Sometimes, your right iliac vein rests above your left iliac vein, which causes pressure leading to May-Thurner disease. The weight it puts on your left iliac vein is the reason why your blood will abnormally flow, and this can lead to severe consequences.
The Symptoms of the Syndrome
Unless it leads to deep vein thrombosis (DVT), May-Thurner syndrome commonly doesn’t show any symptoms. DVT is a blood clot that can either block or slow blood flow in your vein. DVT symptoms consist of discolored, warm or red skin, swelling, pain, enlarged veins, heavy feeling and throbbing or tenderness in your leg.
DVT from May-Thurner disease can even generate venous insufficiency, which will make it hard for your veins to deliver blood back to your heart. Meanwhile, symptoms of venous insufficiency include skin discoloration, leg swelling, leg pain and leg ulcers.

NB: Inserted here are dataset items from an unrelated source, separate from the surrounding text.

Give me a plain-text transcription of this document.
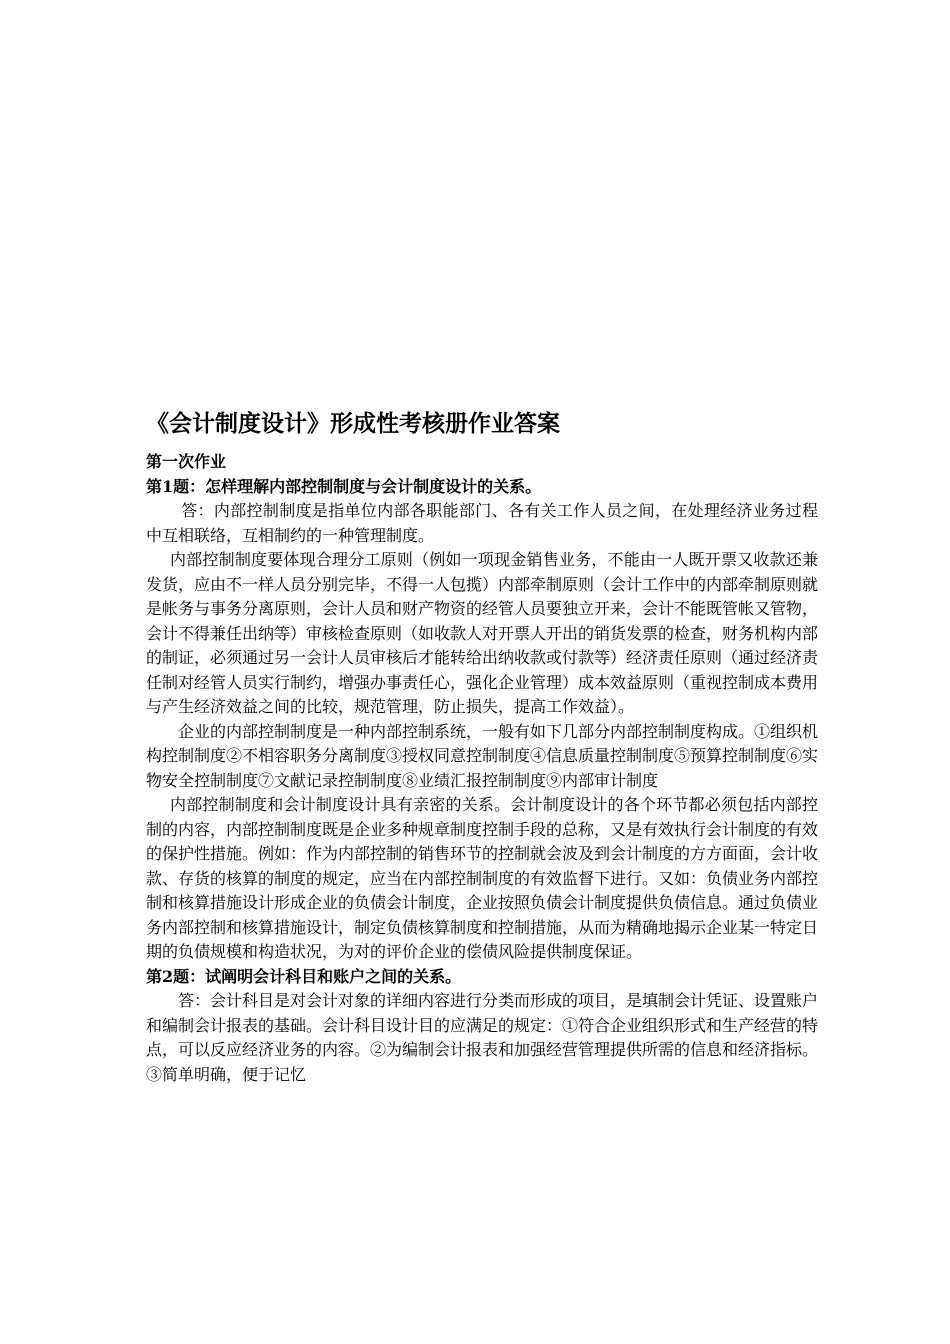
《会计制度设计》形成性考核册作业答案

第一次作业

第1题：怎样理解内部控制制度与会计制度设计的关系。

答：内部控制制度是指单位内部各职能部门、各有关工作人员之间，在处理经济业务过程中互相联络，互相制约的一种管理制度。

内部控制制度要体现合理分工原则（例如一项现金销售业务，不能由一人既开票又收款还兼发货，应由不一样人员分别完毕，不得一人包揽）内部牵制原则（会计工作中的内部牵制原则就是帐务与事务分离原则，会计人员和财产物资的经管人员要独立开来，会计不能既管帐又管物，会计不得兼任出纳等）审核检查原则（如收款人对开票人开出的销货发票的检查，财务机构内部的制证，必须通过另一会计人员审核后才能转给出纳收款或付款等）经济责任原则（通过经济责任制对经管人员实行制约，增强办事责任心，强化企业管理）成本效益原则（重视控制成本费用与产生经济效益之间的比较，规范管理，防止损失，提高工作效益）。

企业的内部控制制度是一种内部控制系统，一般有如下几部分内部控制制度构成。①组织机构控制制度②不相容职务分离制度③授权同意控制制度④信息质量控制制度⑤预算控制制度⑥实物安全控制制度⑦文献记录控制制度⑧业绩汇报控制制度⑨内部审计制度

内部控制制度和会计制度设计具有亲密的关系。会计制度设计的各个环节都必须包括内部控制的内容，内部控制制度既是企业多种规章制度控制手段的总称，又是有效执行会计制度的有效的保护性措施。例如：作为内部控制的销售环节的控制就会波及到会计制度的方方面面，会计收款、存货的核算的制度的规定，应当在内部控制制度的有效监督下进行。又如：负债业务内部控制和核算措施设计形成企业的负债会计制度，企业按照负债会计制度提供负债信息。通过负债业务内部控制和核算措施设计，制定负债核算制度和控制措施，从而为精确地揭示企业某一特定日期的负债规模和构造状况，为对的评价企业的偿债风险提供制度保证。

第2题：试阐明会计科目和账户之间的关系。

答：会计科目是对会计对象的详细内容进行分类而形成的项目，是填制会计凭证、设置账户和编制会计报表的基础。会计科目设计目的应满足的规定：①符合企业组织形式和生产经营的特点，可以反应经济业务的内容。②为编制会计报表和加强经营管理提供所需的信息和经济指标。③简单明确，便于记忆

The Causes and Risk Factors of the Syndrome
As mentioned before, the pressure and location of the right iliac artery on top of the left iliac vein in your pelvis cause this syndrome. However, medical experts are still unsure why this occurs.
It’s also difficult to determine the number of people who have May-Thurner syndrome for it doesn’t show any symptoms. Although, DVT connected to May-Thurner syndrome is more prevalent in women aged 20 to 40, particularly after a while of inactivity or pregnancy.
Medical experts also refer to May-Thurner syndrome as Cockett syndrome, iliac compression syndrome or iliocaval compression syndrome. Now that you are more aware of its basic facts, you will be more aware of what your body is going through.